NASA has announced plans to launch the world’s largest solar sail in 2014 — and it will be travelling an incredible two million miles from Earth.
The giant solar sail will use photons from the Sun for propulsion, paving the way for various exploration missions that could be accomplished only through the use of “propellant-less propulsion” technology.
Dubbed Sunjammer, the giant solar sail measures about 124 feet on a side and boasts a total surface area of nearly 13,000 square feet.
Led by industry manufacturer L’Garde Inc of Tustin, California, the Solar Sail Demonstration mission builds on two successful ground-deployment experiments led by L’Garde in 2005-2006, NASA said.

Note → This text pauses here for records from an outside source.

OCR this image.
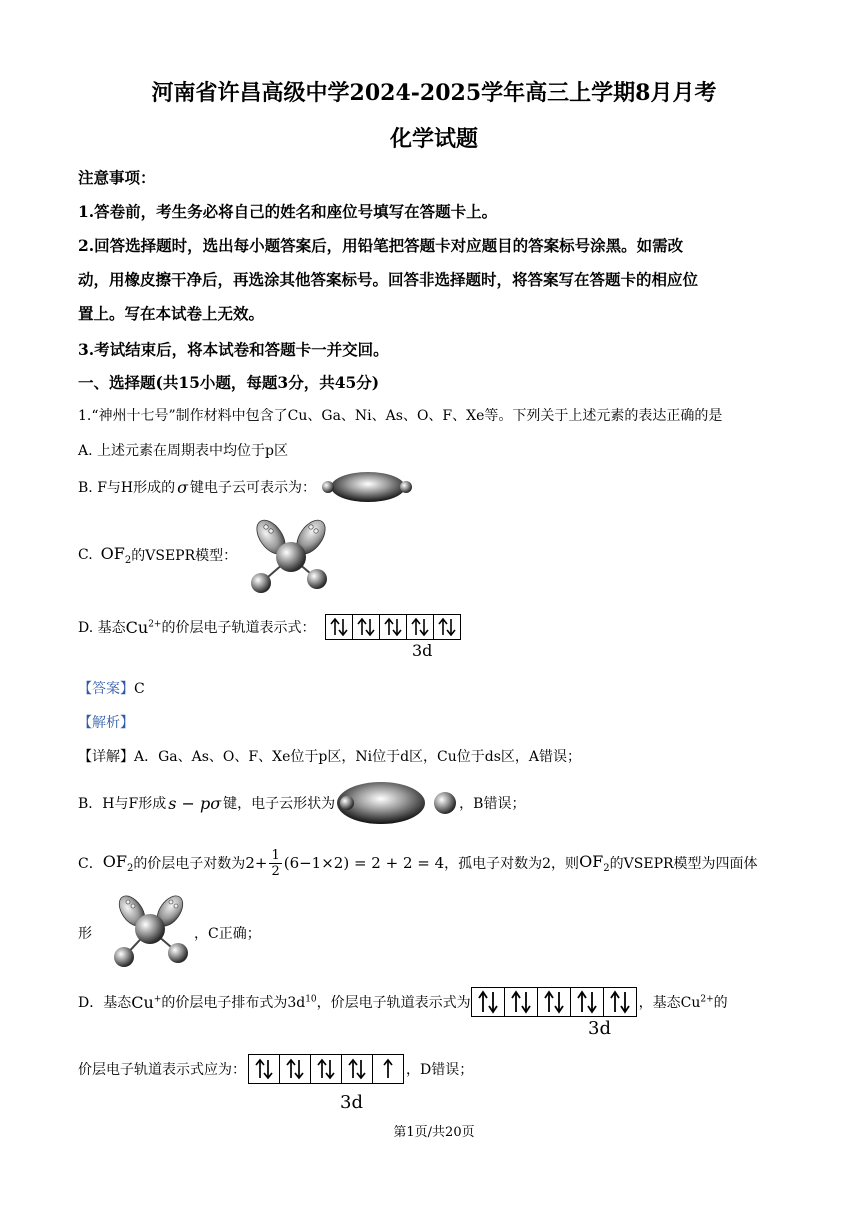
河南省许昌高级中学2024-2025学年高三上学期8月月考
化学试题
注意事项：
1.答卷前，考生务必将自己的姓名和座位号填写在答题卡上。
2.回答选择题时，选出每小题答案后，用铅笔把答题卡对应题目的答案标号涂黑。如需改
动，用橡皮擦干净后，再选涂其他答案标号。回答非选择题时，将答案写在答题卡的相应位
置上。写在本试卷上无效。
3.考试结束后，将本试卷和答题卡一并交回。
一、选择题(共15小题，每题3分，共45分)
1.“神州十七号”制作材料中包含了Cu、Ga、Ni、As、O、F、Xe等。下列关于上述元素的表达正确的是
A. 上述元素在周期表中均位于p区
B. F与H形成的 σ 键电子云可表示为：
C. $OF_2$ 的VSEPR模型：
D. 基态 $Cu^{2+}$ 的价层电子轨道表示式：
3d
【答案】C
【解析】
【详解】A．Ga、As、O、F、Xe位于p区，Ni位于d区，Cu位于ds区，A错误；
B．H与F形成 s − pσ 键，电子云形状为	，B错误；
C． $OF_2$ 的价层电子对数为 $2+ \frac{1}{2} (6-1\times 2) = 2 + 2 = 4$ ，孤电子对数为2，则 $OF_2$ 的VSEPR模型为四面体
形	，C正确；
D．基态 Cu+ 的价层电子排布式为$3d^{10}$ ，价层电子轨道表示式为	，基态$Cu^{2+}$的
3d
价层电子轨道表示式应为：	，D错误；
3d
第1页/共20页
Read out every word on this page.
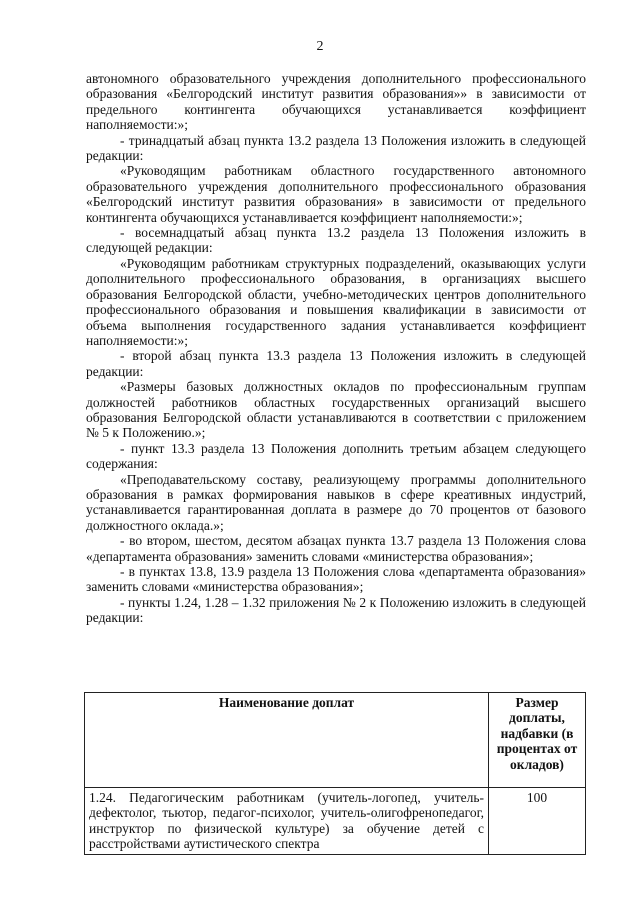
2

автономного образовательного учреждения дополнительного профессионального образования «Белгородский институт развития образования»» в зависимости от предельного контингента обучающихся устанавливается коэффициент наполняемости:»;

- тринадцатый абзац пункта 13.2 раздела 13 Положения изложить в следующей редакции:

«Руководящим работникам областного государственного автономного образовательного учреждения дополнительного профессионального образования «Белгородский институт развития образования» в зависимости от предельного контингента обучающихся устанавливается коэффициент наполняемости:»;

- восемнадцатый абзац пункта 13.2 раздела 13 Положения изложить в следующей редакции:

«Руководящим работникам структурных подразделений, оказывающих услуги дополнительного профессионального образования, в организациях высшего образования Белгородской области, учебно-методических центров дополнительного профессионального образования и повышения квалификации в зависимости от объема выполнения государственного задания устанавливается коэффициент наполняемости:»;

- второй абзац пункта 13.3 раздела 13 Положения изложить в следующей редакции:

«Размеры базовых должностных окладов по профессиональным группам должностей работников областных государственных организаций высшего образования Белгородской области устанавливаются в соответствии с приложением № 5 к Положению.»;

- пункт 13.3 раздела 13 Положения дополнить третьим абзацем следующего содержания:

«Преподавательскому составу, реализующему программы дополнительного образования в рамках формирования навыков в сфере креативных индустрий, устанавливается гарантированная доплата в размере до 70 процентов от базового должностного оклада.»;

- во втором, шестом, десятом абзацах пункта 13.7 раздела 13 Положения слова «департамента образования» заменить словами «министерства образования»;

- в пунктах 13.8, 13.9 раздела 13 Положения слова «департамента образования» заменить словами «министерства образования»;

- пункты 1.24, 1.28 – 1.32 приложения № 2 к Положению изложить в следующей редакции:

Наименование доплат	Размер доплаты, надбавки (в процентах от окладов)
1.24. Педагогическим работникам (учитель-логопед, учитель-дефектолог, тьютор, педагог-психолог, учитель-олигофренопедагог, инструктор по физической культуре) за обучение детей с расстройствами аутистического спектра	100
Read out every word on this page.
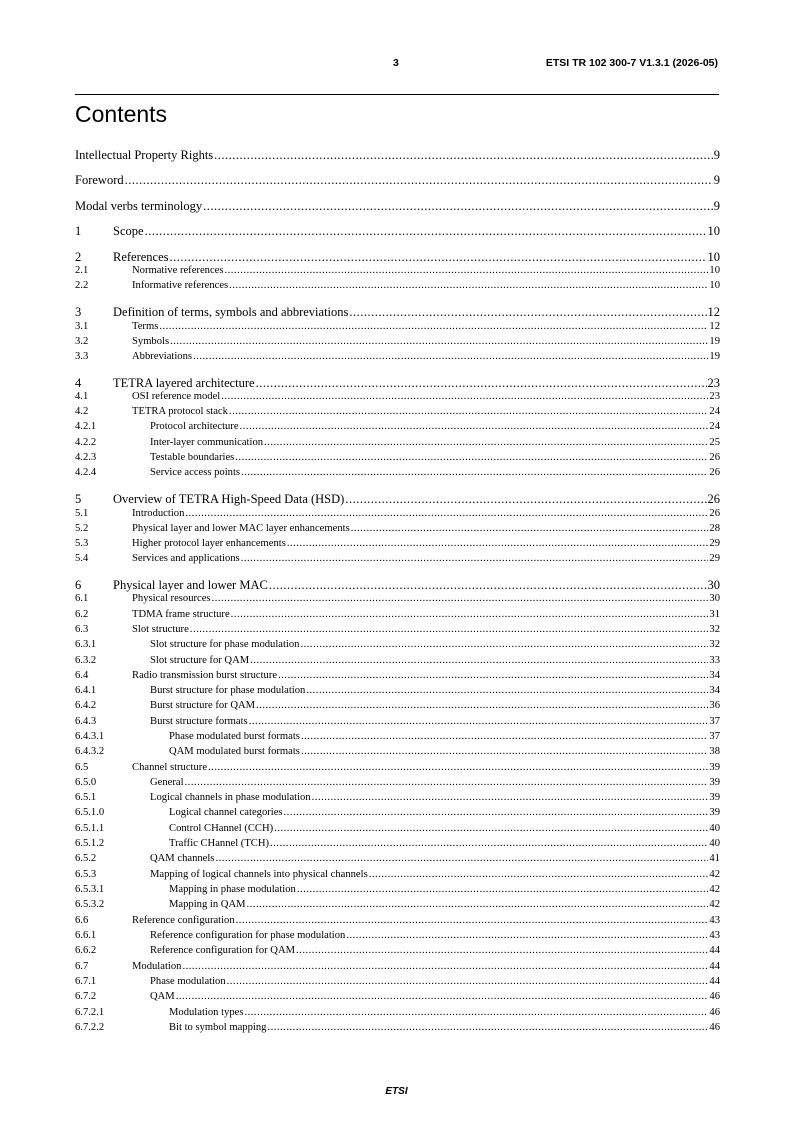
3	ETSI TR 102 300-7 V1.3.1 (2026-05)
Contents
Intellectual Property Rights .....	9
Foreword .....	9
Modal verbs terminology .....	9
1	Scope .....	10
2	References .....	10
2.1	Normative references .....	10
2.2	Informative references .....	10
3	Definition of terms, symbols and abbreviations .....	12
3.1	Terms .....	12
3.2	Symbols .....	19
3.3	Abbreviations .....	19
4	TETRA layered architecture .....	23
4.1	OSI reference model .....	23
4.2	TETRA protocol stack .....	24
4.2.1	Protocol architecture .....	24
4.2.2	Inter-layer communication .....	25
4.2.3	Testable boundaries .....	26
4.2.4	Service access points .....	26
5	Overview of TETRA High-Speed Data (HSD) .....	26
5.1	Introduction .....	26
5.2	Physical layer and lower MAC layer enhancements .....	28
5.3	Higher protocol layer enhancements .....	29
5.4	Services and applications .....	29
6	Physical layer and lower MAC .....	30
6.1	Physical resources .....	30
6.2	TDMA frame structure .....	31
6.3	Slot structure .....	32
6.3.1	Slot structure for phase modulation .....	32
6.3.2	Slot structure for QAM .....	33
6.4	Radio transmission burst structure .....	34
6.4.1	Burst structure for phase modulation .....	34
6.4.2	Burst structure for QAM .....	36
6.4.3	Burst structure formats .....	37
6.4.3.1	Phase modulated burst formats .....	37
6.4.3.2	QAM modulated burst formats .....	38
6.5	Channel structure .....	39
6.5.0	General .....	39
6.5.1	Logical channels in phase modulation .....	39
6.5.1.0	Logical channel categories .....	39
6.5.1.1	Control CHannel (CCH) .....	40
6.5.1.2	Traffic CHannel (TCH) .....	40
6.5.2	QAM channels .....	41
6.5.3	Mapping of logical channels into physical channels .....	42
6.5.3.1	Mapping in phase modulation .....	42
6.5.3.2	Mapping in QAM .....	42
6.6	Reference configuration .....	43
6.6.1	Reference configuration for phase modulation .....	43
6.6.2	Reference configuration for QAM .....	44
6.7	Modulation .....	44
6.7.1	Phase modulation .....	44
6.7.2	QAM .....	46
6.7.2.1	Modulation types .....	46
6.7.2.2	Bit to symbol mapping .....	46
ETSI
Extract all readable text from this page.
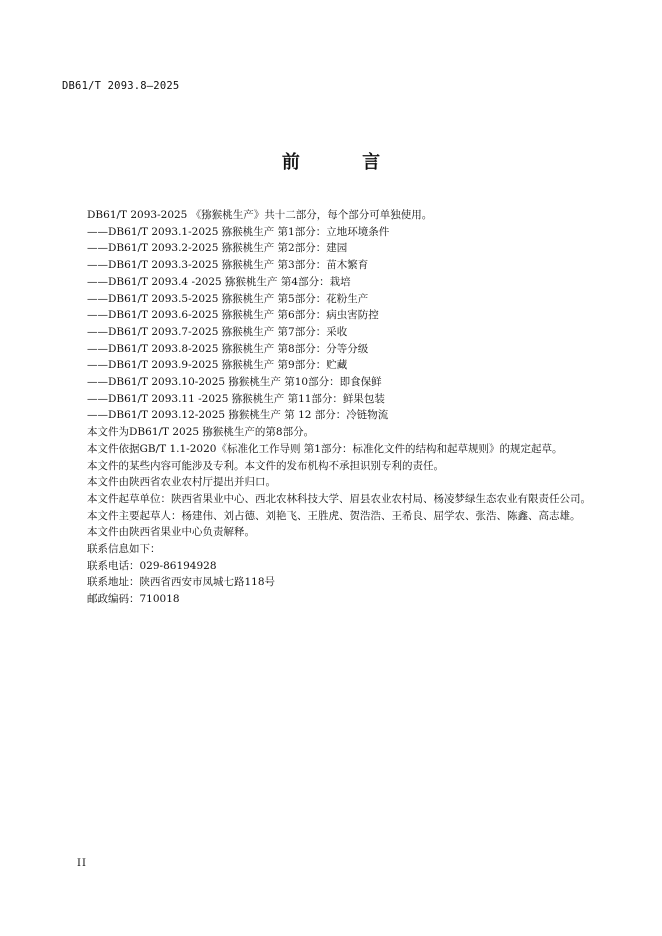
DB61/T 2093.8—2025
前 言

DB61/T 2093-2025 《猕猴桃生产》共十二部分，每个部分可单独使用。

——DB61/T 2093.1-2025 猕猴桃生产 第1部分：立地环境条件

——DB61/T 2093.2-2025 猕猴桃生产 第2部分：建园

——DB61/T 2093.3-2025 猕猴桃生产 第3部分：苗木繁育

——DB61/T 2093.4 -2025 猕猴桃生产 第4部分：栽培

——DB61/T 2093.5-2025 猕猴桃生产 第5部分：花粉生产

——DB61/T 2093.6-2025 猕猴桃生产 第6部分：病虫害防控

——DB61/T 2093.7-2025 猕猴桃生产 第7部分：采收

——DB61/T 2093.8-2025 猕猴桃生产 第8部分：分等分级

——DB61/T 2093.9-2025 猕猴桃生产 第9部分：贮藏

——DB61/T 2093.10-2025 猕猴桃生产 第10部分：即食保鲜

——DB61/T 2093.11 -2025 猕猴桃生产 第11部分：鲜果包装

——DB61/T 2093.12-2025 猕猴桃生产 第 12 部分：冷链物流

本文件为DB61/T 2025 猕猴桃生产的第8部分。

本文件依据GB/T 1.1-2020《标准化工作导则 第1部分：标准化文件的结构和起草规则》的规定起草。

本文件的某些内容可能涉及专利。本文件的发布机构不承担识别专利的责任。

本文件由陕西省农业农村厅提出并归口。

本文件起草单位：陕西省果业中心、西北农林科技大学、眉县农业农村局、杨凌梦绿生态农业有限责任公司。

本文件主要起草人：杨建伟、刘占德、刘艳飞、王胜虎、贺浩浩、王希良、屈学农、张浩、陈鑫、高志雄。

本文件由陕西省果业中心负责解释。

联系信息如下：

联系电话：029-86194928

联系地址：陕西省西安市凤城七路118号

邮政编码：710018

II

It also leverages the successful deployment of the NanoSail—D sail, a 100-square-foot test article NASA launched to Earth orbit in early 2011 to validate sail deployment techniques.
Sunjammer is potentially applicable to an advanced space weather warning system, which could provide more timely and accurate notice of solar flare activity.
During its own test flight, the new Solar Sail Demonstration mission — dubbed “Sunjammer” by its designers in honour of the 1964 Arthur C Clarke story of the same name, in which he coined the term “solar sailing” — will deploy and operate a sail approximately 124 feet on a side.
That’s almost 13,000 square feet, or a third of an acre — seven times larger than any solar sail tested in space to date. But when collapsed, it’s the size of a dishwasher and weighs just 70 pounds.
Attached to a 175-pound disposable support module, the Sunjammer is easily packed into a secondary payload on a rocket bound for low-Earth orbit.
The sail will unfurl in space to catch the sunlight.
During the flight experiment, researchers will test attitude controls and assess sail stability and their ability to trim.
They also will execute a navigation sequence with mission—capable accuracy.
Once proven, solar sail technology could enable a host of versatile space missions, including flying an advanced space-weather warning system to more quickly and accurately alert satellite operators and utilities on Earth of geomagnetic storms caused by coronal mass ejections from the sun.